650) this.width=650; "src=" Http://s3.51cto.com/wyfs02/M02/70/09/wKioL1WwWEXRpSCFAAHpN9VjIpI205.jpg "title=" 002. PNG "alt=" wkiol1wwwexrpscfaahpn9vjipi205.jpg "/>

5.   Knowledge points

The Linux kernel has a mechanism called OOM killer(out-of-memory killer), which monitors those processes that consume too much memory, especially those that consume large amounts of memory instantly, in order to prevent Memory runs out and the kernel kills the process. Typical situation is: one day a machine suddenly ssh telnet, but can Ping, that is not the network fault, because the sshd process was OOM killer Killed (many times, such as the situation of suspended animation).
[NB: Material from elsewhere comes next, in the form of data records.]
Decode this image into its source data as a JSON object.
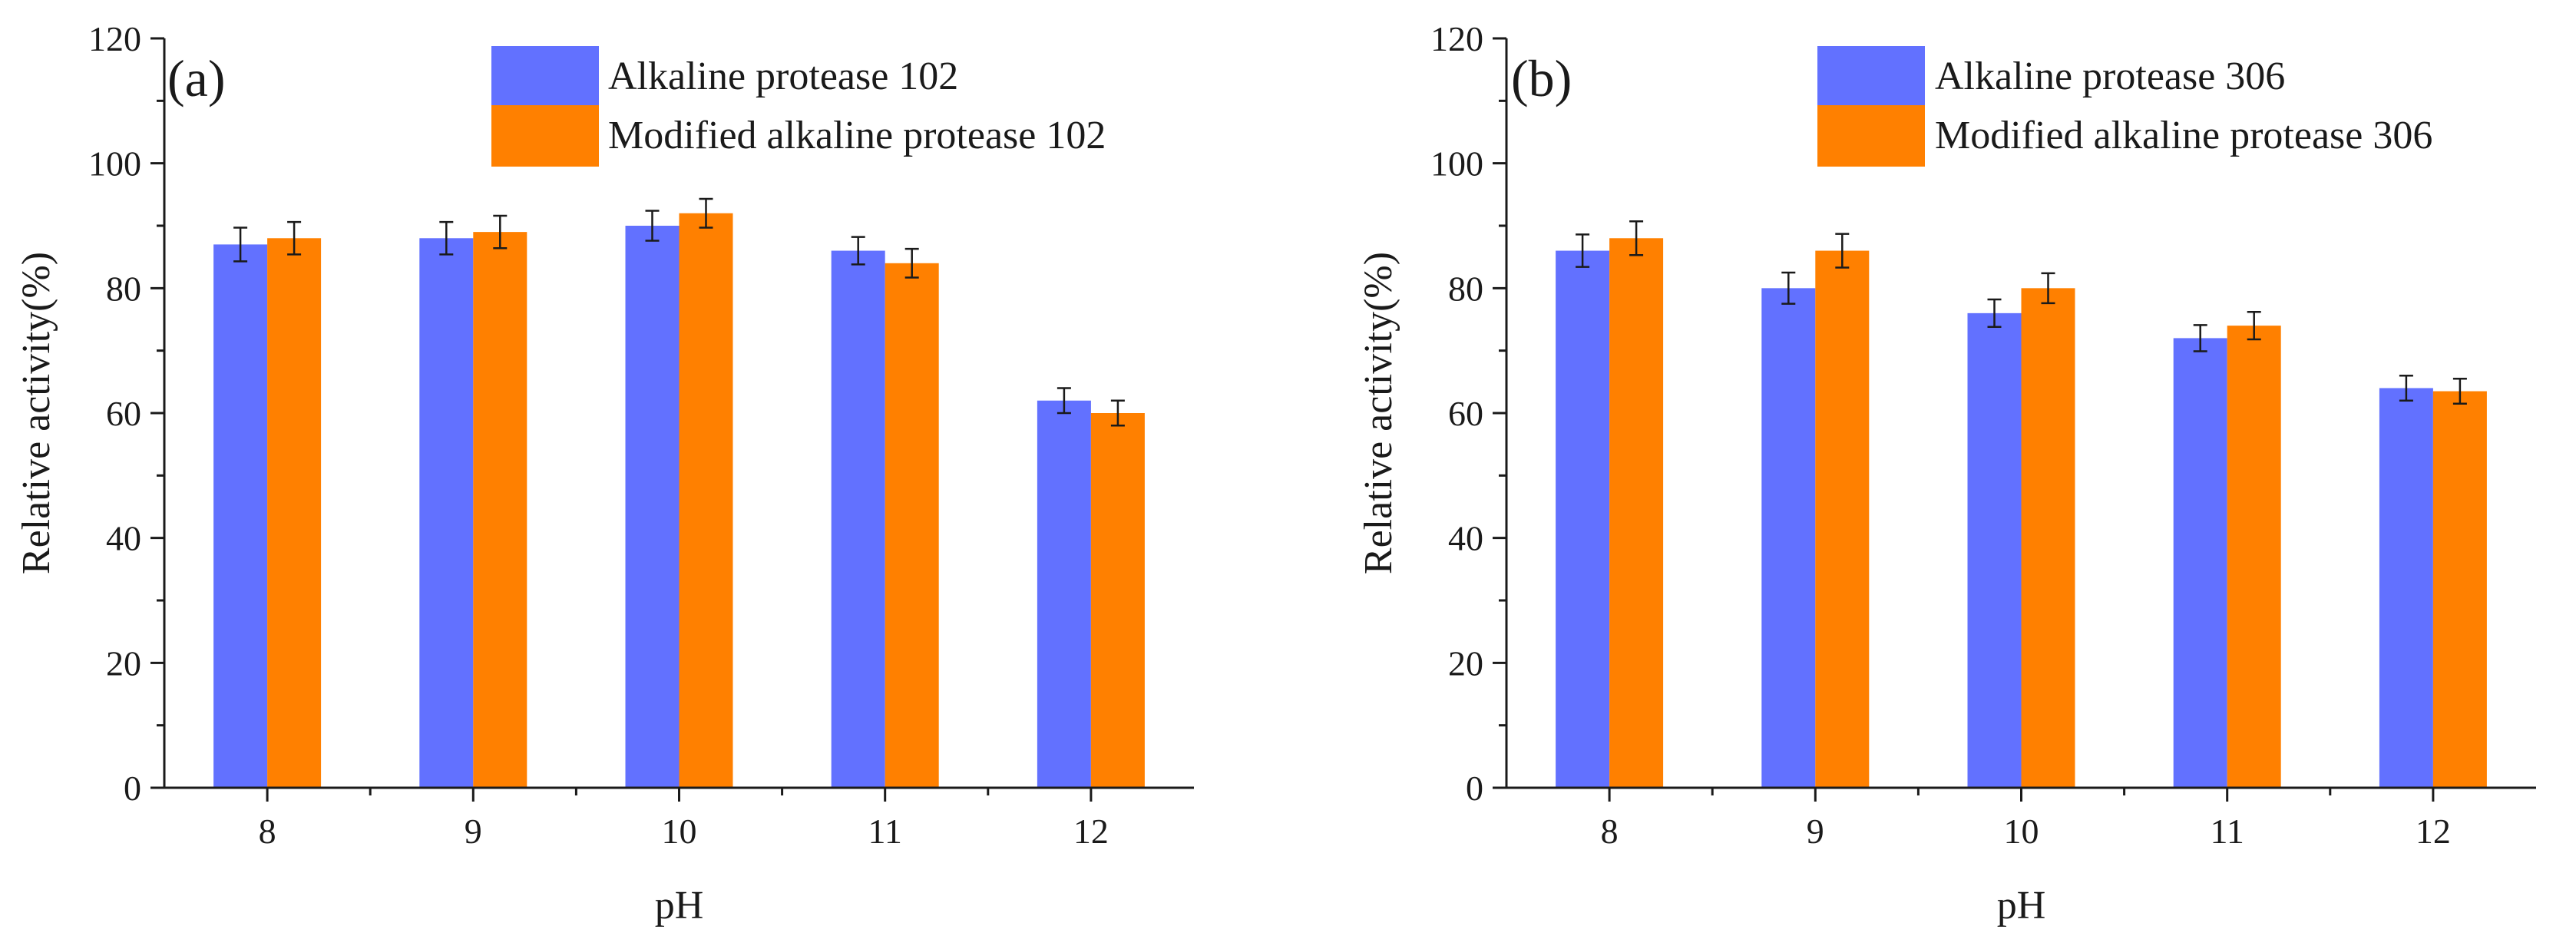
{
  "colors": {
    "series1": "#6271FF",
    "series2": "#FF8000",
    "axis": "#1a1a1a"
  },
  "chart_data": [
    {
      "type": "bar",
      "panel_label": "(a)",
      "xlabel": "pH",
      "ylabel": "Relative activity(%)",
      "categories": [
        "8",
        "9",
        "10",
        "11",
        "12"
      ],
      "ylim": [
        0,
        120
      ],
      "yticks": [
        "0",
        "20",
        "40",
        "60",
        "80",
        "100",
        "120"
      ],
      "legend_position": "top-right",
      "series": [
        {
          "name": "Alkaline protease 102",
          "values": [
            87,
            88,
            90,
            86,
            62
          ],
          "errors": [
            2.7,
            2.6,
            2.4,
            2.2,
            2.0
          ]
        },
        {
          "name": "Modified alkaline protease 102",
          "values": [
            88,
            89,
            92,
            84,
            60
          ],
          "errors": [
            2.6,
            2.6,
            2.3,
            2.3,
            2.0
          ]
        }
      ]
    },
    {
      "type": "bar",
      "panel_label": "(b)",
      "xlabel": "pH",
      "ylabel": "Relative activity(%)",
      "categories": [
        "8",
        "9",
        "10",
        "11",
        "12"
      ],
      "ylim": [
        0,
        120
      ],
      "yticks": [
        "0",
        "20",
        "40",
        "60",
        "80",
        "100",
        "120"
      ],
      "legend_position": "top-right",
      "series": [
        {
          "name": "Alkaline protease 306",
          "values": [
            86,
            80,
            76,
            72,
            64
          ],
          "errors": [
            2.6,
            2.5,
            2.2,
            2.1,
            2.0
          ]
        },
        {
          "name": "Modified alkaline protease 306",
          "values": [
            88,
            86,
            80,
            74,
            63.5
          ],
          "errors": [
            2.7,
            2.7,
            2.4,
            2.2,
            2.0
          ]
        }
      ]
    }
  ]
}
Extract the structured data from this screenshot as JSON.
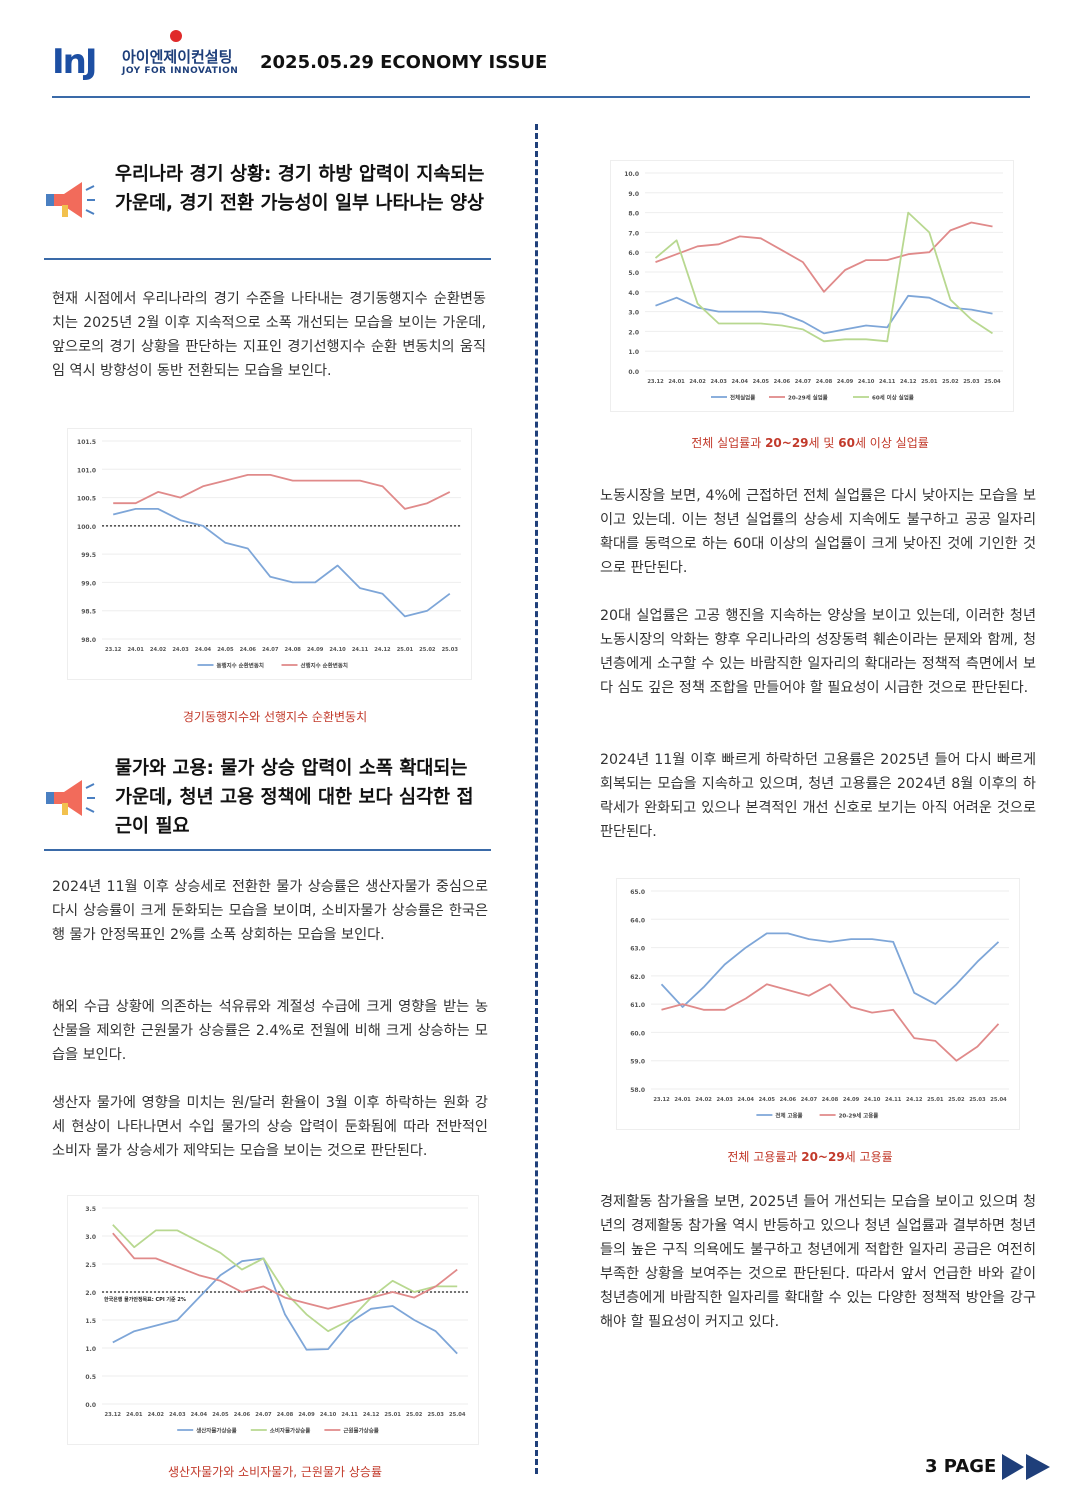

Viewing the system log after restarting the machine/var/log/messages will find an out -of-Memory:kill process 1865(sshd) similar error message.

It is important to note that:

1.OOM not suitable for resolving memory leak problems.

2. Sometimes free view also has sufficient memory, but still triggers oom, because the process may occupy a special memory address space.

So don't expect Oom to be able to prevent memory overflow, and free can not find the problem of Oom, operations partners, enterprise-level monitoring and log centralized management is your eyes!


This article is from the "Ops Road" blog, please be sure to keep this source http://vekergu.blog.51cto.com/9966832/1677437

5 minutes wrong--Save the Tomcat with the lying gun

Contact Us

The content source of this page is from Internet, which doesn't represent Alibaba Cloud's opinion; products and services mentioned on that page don't have any relationship with Alibaba Cloud. If the content of the page makes you feel confusing, please write us an email, we will handle the problem within 5 days after receiving your email.

If you find any instances of plagiarism from the community, please send an email to: info-contact@alibabacloud.com and provide relevant evidence. A staff member will contact you within 5 working days.

A Free Trial That Lets You Build Big!

Start building with 50+ products and up to 12 months usage for Elastic Compute Service

  • Sales Support

    1 on 1 presale consultation

  • After-Sales Support

    24/7 Technical Support 6 Free Tickets per Quarter Faster Response

  • Alibaba Cloud offers highly flexible support services tailored to meet your exact needs.